Using Berndl's terminology, the largest rock is a mountain, which is defined as "a giant rock still attached to the earth's crust.'' A boulder would fall next in the line according to size. Other descriptive rock words are stone (a rock you can hold in two hands) and pebble (small enough to hold with two fingers). Tiny bits of rock can be called sand, grain, dust and speck.

Rock Types

All rocks and boulders fall into one of three categories--igneous, sedimentary or metamorphic--based on their origin, according to National Audubon Society Field Guide to Rocks and Minerals. Igneous rocks are solidified from molten lava. Examples are granite and pumice. Spectacular displays of igneous rocks are the volcanoes of Hawaii and the volcanic rocks of Yellowstone National Park. Sedimentary rocks are formed at or near the earth's surface by the accumulation of particles. They have a layered look, and examples are sandstone and chalk. The Grand Canyon is a colorful display of sedimentary rock.
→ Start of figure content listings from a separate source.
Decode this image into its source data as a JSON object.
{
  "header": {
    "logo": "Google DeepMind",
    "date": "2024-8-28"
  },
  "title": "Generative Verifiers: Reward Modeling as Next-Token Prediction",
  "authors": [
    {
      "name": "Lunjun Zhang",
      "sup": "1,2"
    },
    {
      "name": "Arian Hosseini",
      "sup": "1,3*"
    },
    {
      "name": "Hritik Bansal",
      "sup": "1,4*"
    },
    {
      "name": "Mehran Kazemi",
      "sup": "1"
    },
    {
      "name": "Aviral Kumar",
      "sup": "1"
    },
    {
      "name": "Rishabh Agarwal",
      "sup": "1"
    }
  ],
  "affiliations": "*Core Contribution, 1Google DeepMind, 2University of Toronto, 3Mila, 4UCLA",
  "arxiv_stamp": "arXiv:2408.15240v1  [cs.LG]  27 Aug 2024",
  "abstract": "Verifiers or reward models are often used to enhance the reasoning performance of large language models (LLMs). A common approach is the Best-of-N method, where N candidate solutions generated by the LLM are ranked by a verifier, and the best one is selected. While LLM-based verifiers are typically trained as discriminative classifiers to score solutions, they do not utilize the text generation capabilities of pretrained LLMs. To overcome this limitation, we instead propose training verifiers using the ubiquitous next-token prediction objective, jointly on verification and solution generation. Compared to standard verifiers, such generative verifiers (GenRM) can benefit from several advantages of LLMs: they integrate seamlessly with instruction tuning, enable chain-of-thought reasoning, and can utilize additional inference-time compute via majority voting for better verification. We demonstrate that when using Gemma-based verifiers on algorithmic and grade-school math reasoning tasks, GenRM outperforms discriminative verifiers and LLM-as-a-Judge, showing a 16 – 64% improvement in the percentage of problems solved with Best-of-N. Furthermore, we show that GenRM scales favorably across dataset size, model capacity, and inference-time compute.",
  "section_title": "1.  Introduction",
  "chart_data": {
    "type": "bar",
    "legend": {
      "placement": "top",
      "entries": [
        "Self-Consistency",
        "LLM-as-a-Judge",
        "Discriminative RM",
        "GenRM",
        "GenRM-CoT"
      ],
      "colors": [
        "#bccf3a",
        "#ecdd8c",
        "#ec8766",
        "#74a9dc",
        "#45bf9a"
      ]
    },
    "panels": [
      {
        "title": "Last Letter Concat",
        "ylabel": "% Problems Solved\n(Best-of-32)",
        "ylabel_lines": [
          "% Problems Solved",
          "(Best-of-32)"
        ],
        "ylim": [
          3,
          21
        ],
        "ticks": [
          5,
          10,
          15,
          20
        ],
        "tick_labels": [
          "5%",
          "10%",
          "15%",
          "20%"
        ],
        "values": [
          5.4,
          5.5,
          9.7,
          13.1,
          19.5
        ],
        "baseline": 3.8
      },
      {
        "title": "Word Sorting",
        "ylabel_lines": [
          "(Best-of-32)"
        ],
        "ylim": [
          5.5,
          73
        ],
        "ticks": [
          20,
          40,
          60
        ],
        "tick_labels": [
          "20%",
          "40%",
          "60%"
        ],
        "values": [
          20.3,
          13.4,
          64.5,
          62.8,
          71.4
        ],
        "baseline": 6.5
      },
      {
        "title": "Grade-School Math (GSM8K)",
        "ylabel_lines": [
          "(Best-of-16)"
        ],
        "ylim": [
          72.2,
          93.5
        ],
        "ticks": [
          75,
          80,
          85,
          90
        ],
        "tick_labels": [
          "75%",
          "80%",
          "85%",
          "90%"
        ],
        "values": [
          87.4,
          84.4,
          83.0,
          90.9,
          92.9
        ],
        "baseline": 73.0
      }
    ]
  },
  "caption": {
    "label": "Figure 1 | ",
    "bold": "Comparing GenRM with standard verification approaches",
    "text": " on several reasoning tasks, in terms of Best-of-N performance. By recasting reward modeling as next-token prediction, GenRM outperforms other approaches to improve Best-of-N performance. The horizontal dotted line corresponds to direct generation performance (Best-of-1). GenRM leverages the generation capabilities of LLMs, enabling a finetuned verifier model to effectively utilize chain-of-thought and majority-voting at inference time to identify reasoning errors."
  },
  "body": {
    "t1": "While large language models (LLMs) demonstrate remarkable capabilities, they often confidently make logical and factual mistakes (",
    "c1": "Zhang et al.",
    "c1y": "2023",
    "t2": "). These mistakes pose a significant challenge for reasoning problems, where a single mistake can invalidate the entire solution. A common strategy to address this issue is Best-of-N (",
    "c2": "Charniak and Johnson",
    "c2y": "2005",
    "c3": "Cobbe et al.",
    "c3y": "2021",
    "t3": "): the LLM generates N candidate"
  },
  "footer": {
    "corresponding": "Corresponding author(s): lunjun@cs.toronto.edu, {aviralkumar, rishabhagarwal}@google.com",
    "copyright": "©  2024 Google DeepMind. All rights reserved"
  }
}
Metamorphic rocks result from changes to preexisting igneous, sedimentary or metamorphic rocks by high pressures and temperatures. Marble and slate are examples. Metamorphic rocks are typically found in mountain areas, such as the Appalachians.

Rocks & Humans

Humans first used rocks and boulders millions of years ago. Rocks were the first tools and the earliest canvases for artwork. Rock caves were among the first dwelling places of humans. Later, humans used types of rock to build sacred monuments, such as the pyramids of Egypt. Today humans have a myriad of uses for rocks, such as in computers (quartz), pottery (clay), toothpaste (fluorite), sandpaper (garnet) and talcum powder (limestone). Rocks are used to build walls and decorate landscapes. Boulders, for example, are used in Japanese gardens to represent mountains. Stones can border a flower bed, and gravel can be made into a pathway or raked into a pattern to simulate flowing water.